Finnegan’s take

Miércoles, 20 de enero de 2010

new-yorkerExplicación que ofrece un reportero de The New Yorker, William Finnegan, a la decisión de Estados Unidos de aceptar los resultados de las elecciones presidenciales en Honduras (traducción mía):

¿Qué pasó?…En esencia, pareciera ser que la administración [Obama] fue manipulada por la derecha Republicana. Una de las trabas impuestas por el senador DeMint fue en el nombramiento de Thomas Shannon como embajador de Brasil. Al parecer, Shannon y DeMint se habían estado reuniendo para hablar de Honduras, y ya habían, según DeMint, alcanzado un acuerdo sobre las elecciones en Honduras antes de que Shannon viajara al sur [Tegucigalpa] con su delegación. Dos días después de que Shannon hiciera el anuncio clave de que Estados Unidos reconocería las elecciones -socavando el “acuerdo histórico”- DeMint decidió desbloquear la confirmación de Shannon. DeMint dijo que Hillary Clinton le había asegurado que Estados Unidos reconocería las elecciones en Honduras “independientemente de si Zelaya es restituido.”

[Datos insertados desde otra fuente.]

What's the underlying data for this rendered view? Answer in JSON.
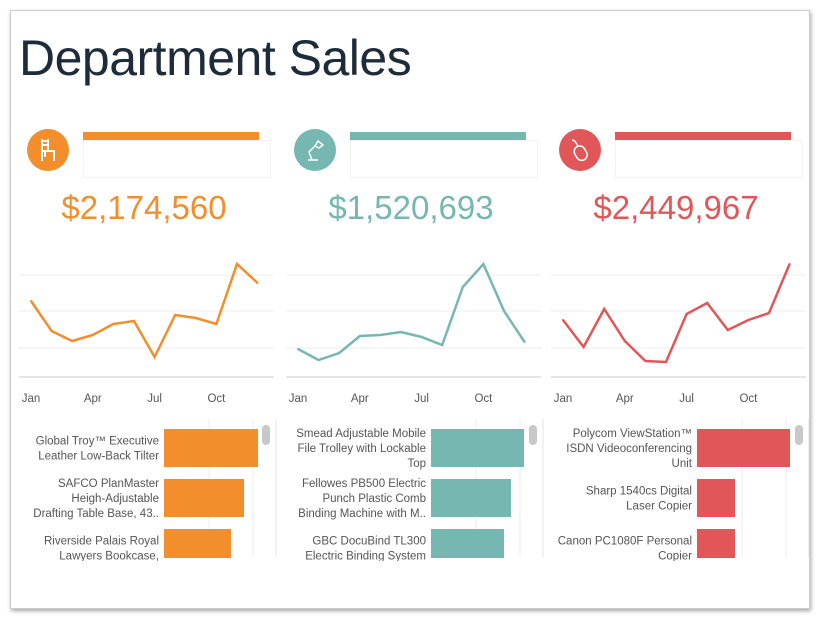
{
  "title": "Department Sales",
  "months": [
    "Jan",
    "Apr",
    "Jul",
    "Oct"
  ],
  "panels": [
    {
      "name": "furniture",
      "icon": "chair-icon",
      "color": "#f28e2b",
      "total": "$2,174,560",
      "monthly": [
        90,
        60,
        50,
        56,
        67,
        70,
        34,
        76,
        73,
        67,
        127,
        108
      ],
      "products": [
        {
          "lines": [
            "Global Troy™ Executive",
            "Leather Low-Back Tilter"
          ],
          "value": 94
        },
        {
          "lines": [
            "SAFCO PlanMaster",
            "Heigh-Adjustable",
            "Drafting Table Base, 43.."
          ],
          "value": 80
        },
        {
          "lines": [
            "Riverside Palais Royal",
            "Lawyers Bookcase,"
          ],
          "value": 67
        }
      ]
    },
    {
      "name": "office-supplies",
      "icon": "desk-lamp-icon",
      "color": "#76b7b2",
      "total": "$1,520,693",
      "monthly": [
        42,
        31,
        38,
        55,
        56,
        59,
        54,
        46,
        104,
        127,
        80,
        49
      ],
      "products": [
        {
          "lines": [
            "Smead Adjustable Mobile",
            "File Trolley with Lockable",
            "Top"
          ],
          "value": 93
        },
        {
          "lines": [
            "Fellowes PB500 Electric",
            "Punch Plastic Comb",
            "Binding Machine with M.."
          ],
          "value": 80
        },
        {
          "lines": [
            "GBC DocuBind TL300",
            "Electric Binding System"
          ],
          "value": 73
        }
      ]
    },
    {
      "name": "technology",
      "icon": "mouse-icon",
      "color": "#e15759",
      "total": "$2,449,967",
      "monthly": [
        71,
        44,
        82,
        50,
        30,
        29,
        77,
        88,
        61,
        71,
        78,
        127
      ],
      "products": [
        {
          "lines": [
            "Polycom ViewStation™",
            "ISDN Videoconferencing",
            "Unit"
          ],
          "value": 93
        },
        {
          "lines": [
            "Sharp 1540cs Digital",
            "Laser Copier"
          ],
          "value": 38
        },
        {
          "lines": [
            "Canon PC1080F Personal",
            "Copier"
          ],
          "value": 38
        }
      ]
    }
  ]
}
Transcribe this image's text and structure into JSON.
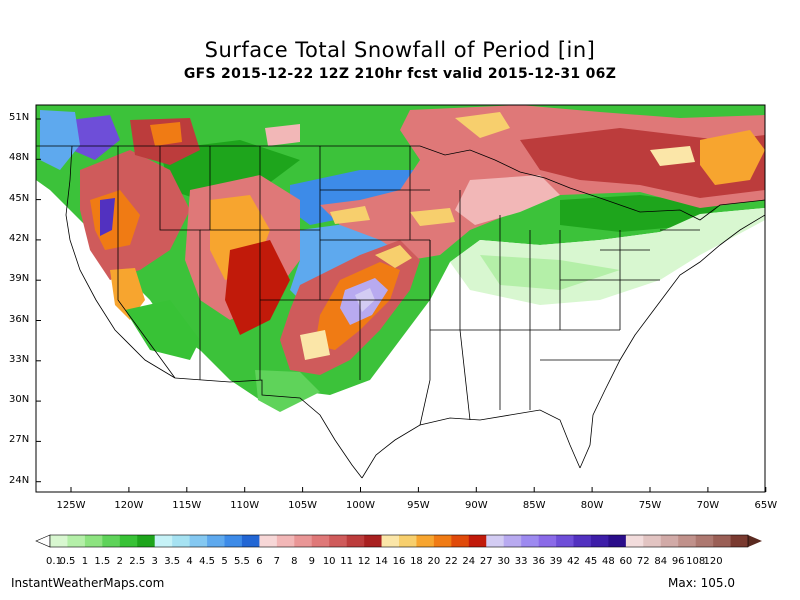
{
  "title": "Surface Total Snowfall of Period [in]",
  "subtitle": "GFS 2015-12-22 12Z 210hr fcst valid 2015-12-31 06Z",
  "lat_labels": [
    "51N",
    "48N",
    "45N",
    "42N",
    "39N",
    "36N",
    "33N",
    "30N",
    "27N",
    "24N"
  ],
  "lon_labels": [
    "125W",
    "120W",
    "115W",
    "110W",
    "105W",
    "100W",
    "95W",
    "90W",
    "85W",
    "80W",
    "75W",
    "70W",
    "65W"
  ],
  "colorbar": {
    "labels": [
      "0.1",
      "0.5",
      "1",
      "1.5",
      "2",
      "2.5",
      "3",
      "3.5",
      "4",
      "4.5",
      "5",
      "5.5",
      "6",
      "7",
      "8",
      "9",
      "10",
      "11",
      "12",
      "14",
      "16",
      "18",
      "20",
      "22",
      "24",
      "27",
      "30",
      "33",
      "36",
      "39",
      "42",
      "45",
      "48",
      "60",
      "72",
      "84",
      "96",
      "108",
      "120"
    ],
    "colors": [
      "#d8f7d0",
      "#b4efa8",
      "#8de380",
      "#5fd35a",
      "#38c236",
      "#1ea51c",
      "#c6f2f7",
      "#a6e2f2",
      "#84c8f1",
      "#5ea9ee",
      "#3d8be8",
      "#2266d4",
      "#f7d7d7",
      "#f2b7b7",
      "#e99696",
      "#df7878",
      "#cf5b5b",
      "#bc3c3c",
      "#a82020",
      "#fbe6a8",
      "#f7cf6d",
      "#f7a52f",
      "#f07b14",
      "#e04a0a",
      "#c11a0a",
      "#d3ccf3",
      "#b8aaf0",
      "#9d8af0",
      "#8a6ae8",
      "#6e4ed8",
      "#5231c0",
      "#3d1da8",
      "#2a0d8a",
      "#f2dcdc",
      "#e2c4c2",
      "#d1aaa7",
      "#c0918b",
      "#ad7870",
      "#9a5f56",
      "#7a3a30"
    ]
  },
  "footer_left": "InstantWeatherMaps.com",
  "footer_right": "Max: 105.0"
}
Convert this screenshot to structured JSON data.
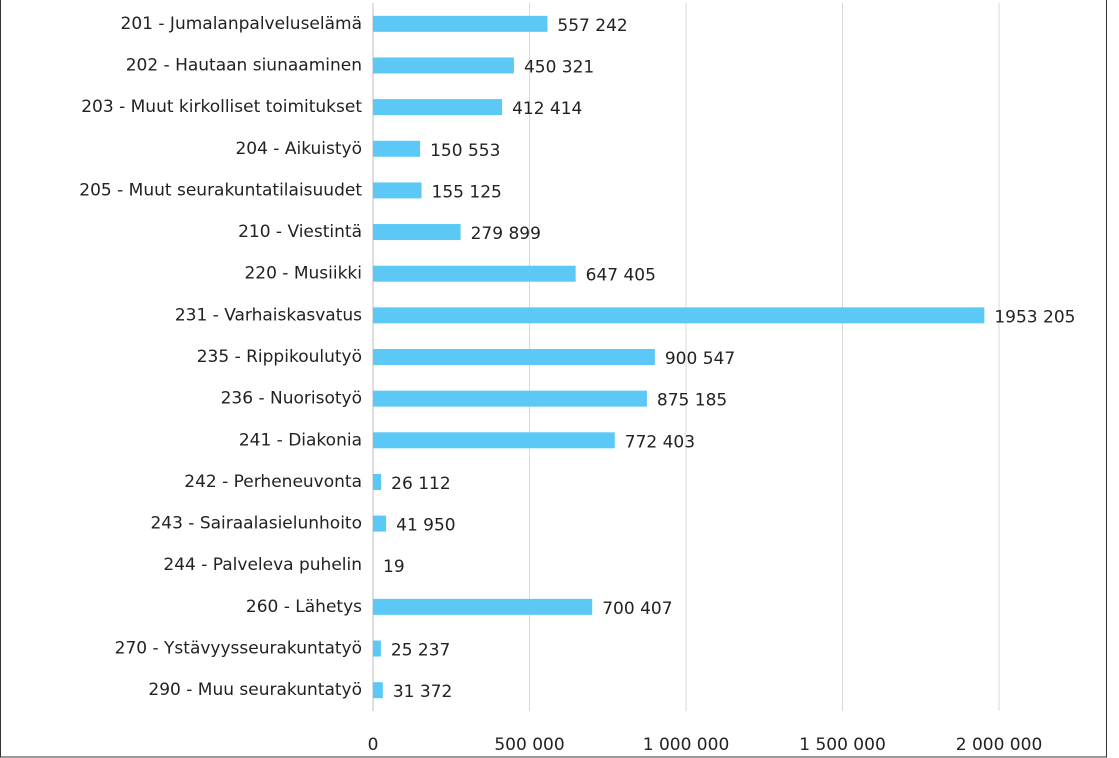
{
  "chart_data": {
    "type": "bar",
    "orientation": "horizontal",
    "categories": [
      "201 - Jumalanpalveluselämä",
      "202 - Hautaan siunaaminen",
      "203 - Muut kirkolliset toimitukset",
      "204 - Aikuistyö",
      "205 - Muut seurakuntatilaisuudet",
      "210 - Viestintä",
      "220 - Musiikki",
      "231 - Varhaiskasvatus",
      "235 - Rippikoulutyö",
      "236 - Nuorisotyö",
      "241 - Diakonia",
      "242 - Perheneuvonta",
      "243 - Sairaalasielunhoito",
      "244 - Palveleva puhelin",
      "260 - Lähetys",
      "270 - Ystävyysseurakuntatyö",
      "290 - Muu seurakuntatyö"
    ],
    "values": [
      557242,
      450321,
      412414,
      150553,
      155125,
      279899,
      647405,
      1953205,
      900547,
      875185,
      772403,
      26112,
      41950,
      19,
      700407,
      25237,
      31372
    ],
    "value_labels": [
      "557 242",
      "450 321",
      "412 414",
      "150 553",
      "155 125",
      "279 899",
      "647 405",
      "1953 205",
      "900 547",
      "875 185",
      "772 403",
      "26 112",
      "41 950",
      "19",
      "700 407",
      "25 237",
      "31 372"
    ],
    "color": "#5bc8f5",
    "xlim": [
      0,
      2000000
    ],
    "xticks": [
      0,
      {
        "value": 500000,
        "label": "500 000"
      },
      {
        "value": 1000000,
        "label": "1 000 000"
      },
      {
        "value": 1500000,
        "label": "1 500 000"
      },
      {
        "value": 2000000,
        "label": "2 000 000"
      }
    ],
    "grid": true
  }
}
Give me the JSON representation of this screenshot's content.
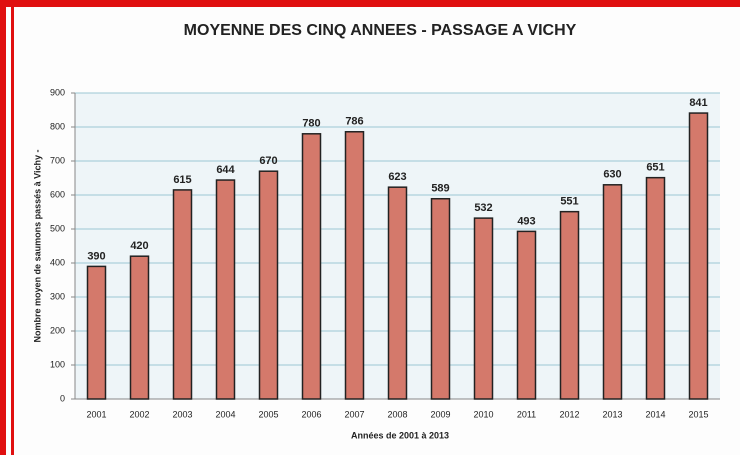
{
  "chart_data": {
    "type": "bar",
    "title": "MOYENNE DES CINQ ANNEES - PASSAGE A VICHY",
    "x_label": "Années de 2001 à 2013",
    "y_label": "Nombre moyen de saumons passés à Vichy -",
    "categories": [
      "2001",
      "2002",
      "2003",
      "2004",
      "2005",
      "2006",
      "2007",
      "2008",
      "2009",
      "2010",
      "2011",
      "2012",
      "2013",
      "2014",
      "2015"
    ],
    "values": [
      390,
      420,
      615,
      644,
      670,
      780,
      786,
      623,
      589,
      532,
      493,
      551,
      630,
      651,
      841
    ],
    "color": "#d4796b",
    "ylim": [
      0,
      900
    ],
    "yticks": [
      0,
      100,
      200,
      300,
      400,
      500,
      600,
      700,
      800,
      900
    ],
    "grid": true
  }
}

La narrativa de Finnegan parece sacada de un cuento de hadas: el “bueno” Obama tiene las mejores intenciones y trata de hacer lo correcto, pero los “malvados” Republicanos se valen de sucias triquiñuelas para secuestrar la política de la administración y obligarlos a aceptar las elecciones en Honduras. Si no fuese por los Republicanos -pareciera decirnos Finnegan- la administración Obama hubiese hecho lo correcto.

En primer lugar, debo decir que comparto la crítica de Finnegan al senador DeMint y otros Republicanos, cuyo comportamiento después del golpe -bloqueando los nombramientos de Shannon y Valenzuela- fue partidista, infantil y contraproducente.

Lo que sí no comparto es su interpretación de la crisis, que busca reducir una compleja realidad a una simplista narrativa que parece sacada de un libro de Galeano. (Recomiendo leer el artículo entero para comprender mejor mi punto).

Primero que nada, la administración Obama nunca cerró completamente las puertas a una posible aceptación de las elecciones en Honduras. Esto es algo que casi nadie pareciera recordar, pero es así. El comunicado del Departamento de Estado en el que por primera vez asomaron la posibilidad de no aceptar los comicios fue muy ambiguo. Yo mismo lo señalé el día que lo publicaron y recuerdo claramente que, en una de esas conferencias de prensa telefónicas con la Casa Blanca, el asesor de Obama, Dan Restrepo, hizo lo imposible por preservar la ambiguedad del comunicado. Cuando una colega le preguntó varias veces si Estados Unidos podría, bajo determinadas circunstancias, aceptar el resultado de las elecciones, él fue esquivo y básicamente leyó lo que decía el comunicado, claramente para no cerrar puertas a esa posibilidad.

Critiqué entonces la estrategia del equipo de Obama. Dije que esta lograda ambiguedad del mensaje se iba a perder en los titulares (como efectivamente ocurrió), y que, asomando la posibilidad de no aceptar lo comicios, a Estados Unidos se le haría difícil aceptarlos si Micheletti no cedía (como también ocurrió). En todo caso, el error de Obama no fue un brusco cambio de opinión, sino pensar que podía hacer dos cosas al mismo tiempo: presionar a Micheletti sugiriendo que podría no aceptar los comicios; y no ser criticado por aceptar las elecciones si no se lograba restituir a Zelaya.

Como especula Finnegan, es probable que Clinton haya pactado con DeMint. Pero esto no quiere decir que, sin la presión de DeMint, Estados Unidos no hubiese avalado las elecciones. Mi impresión es que esa fue siempre la intención si no se lograba restituir a Zelaya. Es decir: probablemente fue Clinton la que manipuló a DeMint (negociando un punto en el que ella de todos modos iba a ceder).

En segundo lugar, Finnegan no acepta que uno puede al mismo tiempo rechazar el golpe de Estado y pensar que las elecciones son una salida -no necesariamente la mejor- al impasse en Honduras. Decir que aceptar el resultado de los comicios es ratificar el golpe es incurrir en el tipo de lógica binaria que caracteriza no a una revista del calibre de The New Yorker, sino a George W. Bush. No voy a esgrimir los argumentos a favor de la aceptación de los comicios, porque ya los abordé en otro artículo. Pero me gustaría añadir un punto. Muchos líderes e intelectuales con impecables credenciales democráticas -entre ellos dos premios Nobel de la Paz- piensan que es ridículo no avalar las elecciones. ¿Es justo decir que todos ellos ratifican el golpe?